Energy use for heating and cooling buildings accounts for more than 35% of U.S. energy consumption, driving carbon emissions that fuel climate change, jeopardize public health and pollute local ecosystems, according to the DOE. Unlike heaters that run on natural gas or heating oil, heat pumps only use electricity to extract heat from the air to provide climate control.
Heat pumps reduce on-site greenhouse gas emissions by up to 50% compared with gas boilers, the DOE says. Thus federal and state policymakers have lately placed a greater emphasis on heat pump technology. Last year, 25 governors pledged to boost their states’ heat pump installations to 20 million by 2030. Until recently, however, heat pumps have not been used in areas that experience subfreezing temperatures for extended periods of time.

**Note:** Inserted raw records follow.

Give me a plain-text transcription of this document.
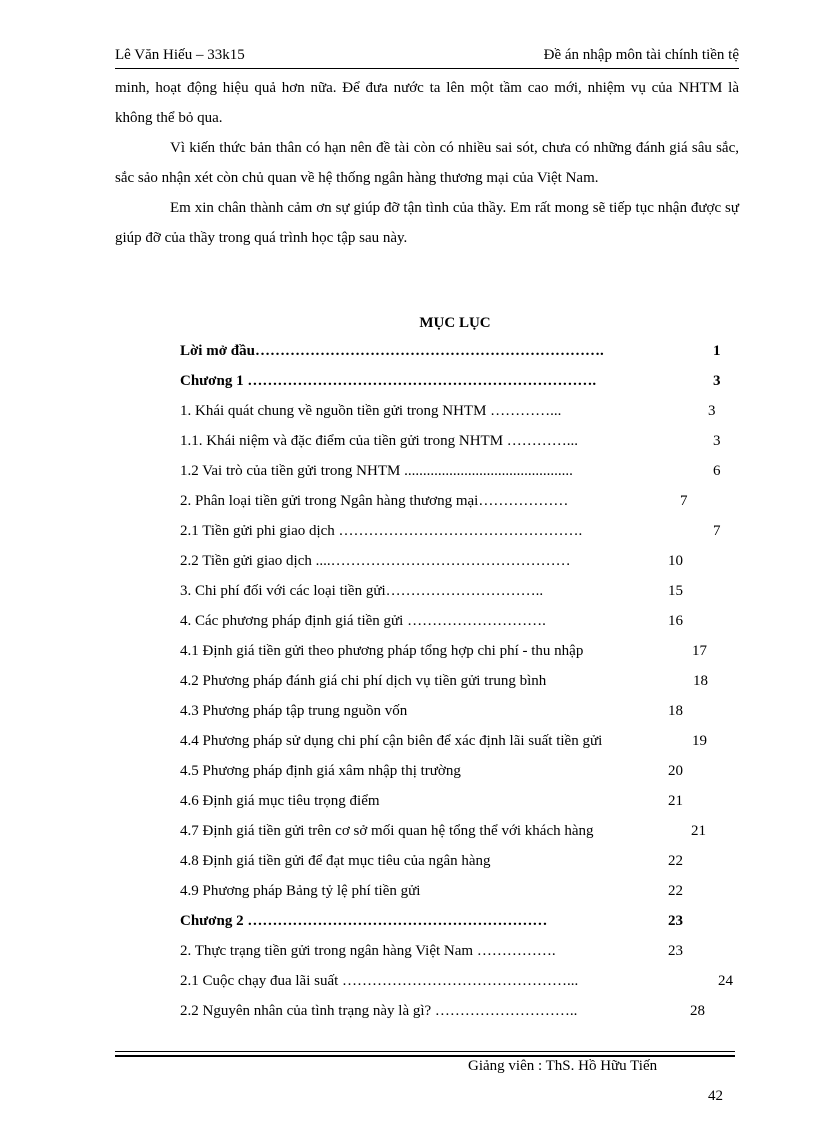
Lê Văn Hiếu – 33k15	Đề án nhập môn tài chính tiền tệ

minh, hoạt động hiệu quả hơn nữa. Để đưa nước ta lên một tầm cao mới, nhiệm vụ của NHTM là không thể bỏ qua.

Vì kiến thức bản thân có hạn nên đề tài còn có nhiều sai sót, chưa có những đánh giá sâu sắc, sắc sảo nhận xét còn chủ quan về hệ thống ngân hàng thương mại của Việt Nam.

Em xin chân thành cảm ơn sự giúp đỡ tận tình của thầy. Em rất mong sẽ tiếp tục nhận được sự giúp đỡ của thầy trong quá trình học tập sau này.

MỤC LỤC
Lời mở đầu…………………………………………………………….	1
Chương 1 …………………………………………………………….	3
1. Khái quát chung về nguồn tiền gửi trong NHTM …………...	3
1.1. Khái niệm và đặc điểm của tiền gửi trong NHTM …………...	3
1.2 Vai trò của tiền gửi trong NHTM .............................................	6
2. Phân loại tiền gửi trong Ngân hàng thương mại………………	7
2.1 Tiền gửi phi giao dịch ………………………………………….	7
2.2 Tiền gửi giao dịch ....…………………………………………	10
3. Chi phí đối với các loại tiền gửi…………………………..	15
4. Các phương pháp định giá tiền gửi ……………………….	16
4.1 Định giá tiền gửi theo phương pháp tổng hợp chi phí - thu nhập	17
4.2 Phương pháp đánh giá chi phí dịch vụ tiền gửi trung bình	18
4.3 Phương pháp tập trung nguồn vốn	18
4.4 Phương pháp sử dụng chi phí cận biên để xác định lãi suất tiền gửi	19
4.5 Phương pháp định giá xâm nhập thị trường	20
4.6 Định giá mục tiêu trọng điểm	21
4.7 Định giá tiền gửi trên cơ sở mối quan hệ tổng thể với khách hàng	21
4.8 Định giá tiền gửi để đạt mục tiêu của ngân hàng	22
4.9 Phương pháp Bảng tỷ lệ phí tiền gửi	22
Chương 2 ……………………………………………………	23
2. Thực trạng tiền gửi trong ngân hàng Việt Nam …………….	23
2.1 Cuộc chạy đua lãi suất ………………………………………...	24
2.2 Nguyên nhân của tình trạng này là gì? ………………………..	28
Giảng viên : ThS. Hồ Hữu Tiến
42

These eight manufacturing partners have successfully developed heat pump prototypes that deliver 100% heating capacity without the use of auxiliary heat and with significantly higher efficiencies at 5 degrees Fahrenheit, the DOE said.
It now plans to work with close to 30 state, utility and other partners committed to encouraging the adoption of cold climate heat pumps to develop programs, incentives, educational initiatives and outreach campaigns that help consumers better understand the benefits of these new designs.
In addition to the benefits heat pumps provide in terms of lower energy costs, improved public health and their effect on climate change, they can qualify for additional savings through the Inflation Reduction Act’s energy efficient tax credits, the DOE noted.